Bringing back the Who

  • Post last modified:Monday, December 12th, 2011
  • Reading time:3 mins read

People often criticize the last few years of Doctor Who’s original run. I get the surface complaints. The show had no budget or support from the BBC. It was produced in a rush. Nobody outside the core creative team wanted to work on it. Often the scripts overreached the talent and money available. It looked cheap. It felt neglected. Some people just don’t like Sylvester McCoy as an actor. Fair enough.

What confuses me is when people complain about Cartmel’s vision for the show. They say it’s “just not Doctor Who”, as if the show had ever been static. Well, beyond the doldrums of Tom Baker’s era and the early-mid 1980s. I’m guessing that’s what they mean, but that’s not how they explain it.

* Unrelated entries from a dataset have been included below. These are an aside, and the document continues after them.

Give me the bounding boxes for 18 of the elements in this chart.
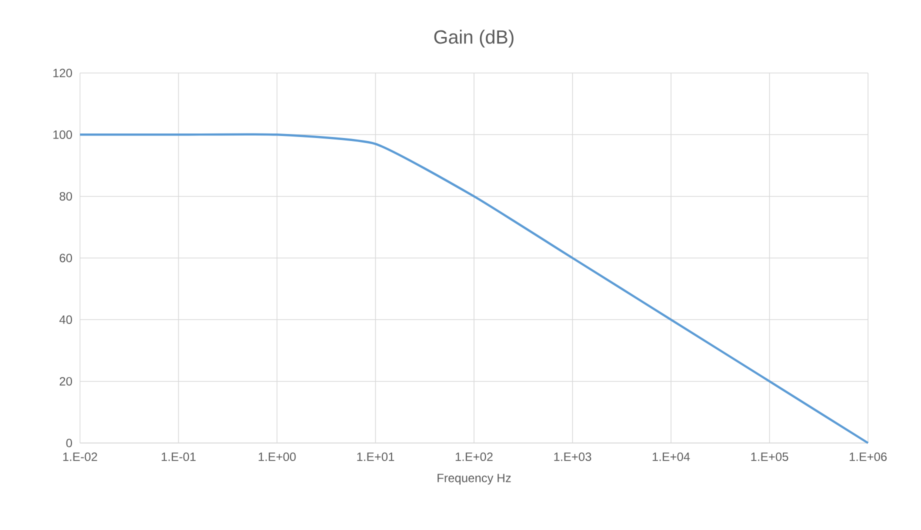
x-tick-label: 1.E+05 — [751, 452, 788, 462]
y-tick-label: 120 — [53, 68, 72, 78]
y-tick-label: 20 — [60, 377, 72, 386]
y-tick-label: 60 — [60, 254, 72, 262]
x-tick-label: 1.E+02 — [456, 452, 493, 462]
y-tick-label: 0 — [66, 438, 72, 448]
x-tick-label: 1.E+06 — [850, 452, 887, 462]
y-tick-label: 80 — [60, 192, 72, 201]
x-axis-title: Frequency Hz — [438, 474, 511, 485]
x-tick-label: 1.E+03 — [554, 452, 592, 462]
x-tick-label: 1.E+00 — [258, 452, 296, 462]
x-tick-label: 1.E+04 — [652, 452, 690, 462]
x-tick-label: 1.E-02 — [63, 452, 98, 462]
x-tick-label: 1.E-01 — [162, 452, 196, 462]
chart-title: Gain (dB) — [434, 30, 514, 48]
y-tick-label: 100 — [53, 130, 72, 139]
x-tick-label: 1.E+01 — [357, 452, 394, 462]
y-tick-label: 40 — [59, 315, 72, 324]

Their problem, as I often hear it, is in the portrayal of McCoy’s Doctor. Suddenly the Doctor is a puppet master; his mind is all in the future rather than the present, as he winds huge schemes around everyone and everything to achieve some goal of his own. This is overstating the case, of course; although the novels go nuts with this concept, in the show McCoy’s Doctor is more of an awkward professor. He tries to plan or anticipate situations, but he only ever sees the big picture and so spends most of his time reeling from the unexpected. The result is a strange little man who always seems to know more than he should, and who rarely steps forward to explain himself.

Thing is, that characterization has always been there to some extent. There’s a great deal of the Columbo to Troughton’s and Tom Baker’s portrayals, for instance; their Doctors allow everyone around them to underestimate them wildly, to allow them the space to explore or manipulate the situation behind the scenes.

Take Troughton’s handling of Klieg, in Tomb of the Cybermen. He allows the man to rant and assert his ego, while the Doctor scurries in the background to press buttons and work his own solutions. With his understanding of the situation, the Doctor could well have asserted authority and taken control — but that’s not his style. He would rather observe, and insert himself at key moments to change the course of events.

This is actually the trait that has always attracted me to the character; you never quite know how much the Doctor knows, and the supporting characters know even less of it. All you know is that he’s the most observant person in the room, and that his brain has already extrapolated things many steps beyond what’s in front of him.

McCoy’s portrayal just seems like a pointed example of this characterization — which may be why, for me, his Doctor feels like one of the most definitive. This is also probably why it has taken so long for me to accept more authoritative portrayals like Pertwee’s and Tennant’s; they lack that subversiveness, or at least neglect it by comparison.

This may be the first time I’ve compared Tennant to Jon Pertwee. Good grief.

Anyway. Cartmel’s era feels to me like an attempt to return the show to its 1960s roots — the subversive and ambiguous protagonist, who acts more as a supporting character to the companion; the ambitious scripts that explore broad social or theoretical concepts. I believe that Cartmel has said a few times that this was his intention, and I think it shows. Take out everything from Pertwee through Colin Baker, and I think the show progresses pretty seamlessly.